The new system is also good as a lot of athletes secure their Kona slot early in the season (well before the current first cutoff at the end of July) and are then able to plan their season without having to focus on scoring more points to qualify. This probably won’t matter to the very best athletes – they didn’t have to worry too much about qualifying anyways. But overall a lot more athletes can be rested and in top shape on the Kona start line, probably making the race in Kona even tighter and more exciting than it already is.

Overall, the fact that less racing gets you to Kona addresses a big deficiency of the KPR system and gets a “thumbs up”.

Decreased Weight of Kona and 70.3s

Under the new system, only the Top 3 finishers in Kona will secure an AQ slot for the following year (validation still required). Under the KPR system, you could pretty much secure your slot after a Top 10 finish in Kona by racing another late season Ironman (some popular choices in November or December were Arizona, Cozumel or Western Australia). On the back of Kona fitness, a Top 6 finish was achievable in the usually relatively small fields. This will no longer be enough to qualify – even after a Kona Top 10 a win will still be needed.

Also, 70.3s don’t play any role in Kona qualifying at all (unless you win the 70.3 Champs). This is also a good development, sometimes lots of 70.3 points made it relatively easy to qualify for Kona. Altogether, another positive change.

Number of Qualifiers Tied To Number of Pro Races

As each of the Pro races creates at least one slot for the male and female racers, the number of athletes in Kona and the 70.3 Champs can’t be any lower than the number of Pro races. Currently, this will make it quite hard to reduce the number of male athletes in Kona – even though a lot of Pros would have preferred smaller fields to allow for a “cleaner” race. Fewer Kona Pros would only be possible with a reduced number of Pro races. So far Ironman has not indicated that they want to shrink the Pro calendar, and there are good arguments for an expansion in the Asian market. Still, the overall reduction in Ironman prize money (6% less in 2017 as compared to 2016) could also indicate fewer races in the future – we’ll probably have to wait for Ironman to indicate what their plans are going to be.

Tying the number of races to the number of qualifiers leads to the huge number of 170 Pro athletes for the 70.3 Championships, almost twice the number of Pros in Kona. The actual number of athletes on the start line will likely be lower. For example, this year’s 70.3 Champs in Chattanooga had more about 55 male and female qualifiers who accepted their slots, but only 33 males and 36 females actually racing.

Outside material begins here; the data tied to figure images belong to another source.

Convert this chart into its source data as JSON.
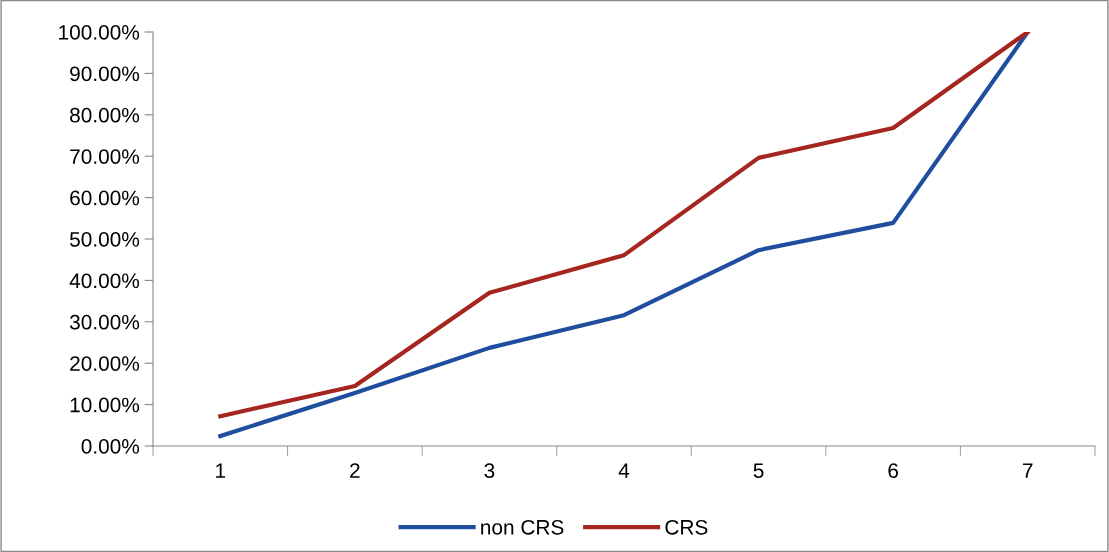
{
  "chart_data": {
    "type": "line",
    "categories": [
      "1",
      "2",
      "3",
      "4",
      "5",
      "6",
      "7"
    ],
    "series": [
      {
        "name": "non CRS",
        "color": "#1f4e9e",
        "values": [
          2.4,
          12.8,
          23.7,
          31.6,
          47.3,
          53.9,
          100
        ]
      },
      {
        "name": "CRS",
        "color": "#a5261f",
        "values": [
          7.2,
          14.5,
          37.0,
          46.1,
          69.6,
          76.8,
          100
        ]
      }
    ],
    "ylim": [
      0,
      100
    ],
    "yticks": [
      {
        "value": 0,
        "label": "0.00%"
      },
      {
        "value": 10,
        "label": "10.00%"
      },
      {
        "value": 20,
        "label": "20.00%"
      },
      {
        "value": 30,
        "label": "30.00%"
      },
      {
        "value": 40,
        "label": "40.00%"
      },
      {
        "value": 50,
        "label": "50.00%"
      },
      {
        "value": 60,
        "label": "60.00%"
      },
      {
        "value": 70,
        "label": "70.00%"
      },
      {
        "value": 80,
        "label": "80.00%"
      },
      {
        "value": 90,
        "label": "90.00%"
      },
      {
        "value": 100,
        "label": "100.00%"
      }
    ],
    "grid": false,
    "legend": "bottom",
    "marker": "none",
    "line_style": "solid"
  }
}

Overall, “one race, one slot” isn’t much of a problem for Kona qualifying but creates a huge field for the 70.3 Champs. Unless a lot of athletes decide not to race, this is likely a “breaking point”, leading either to fewer Pro 70.3s or to 70.3s that offer a Pro category and prize money but no Kona slots.

Overall Assessment

To me, the benefit of the old KPR system was that it provided a lot of analysis opportunity for data geeks like me. So far I haven’t heard anyone who is sorry to see the KPR to disappear. The slot system is definitely an improvement by removing a lot of the criticisms of the KPR, but the way it is proposed for now it still falls short of providing equality in Kona.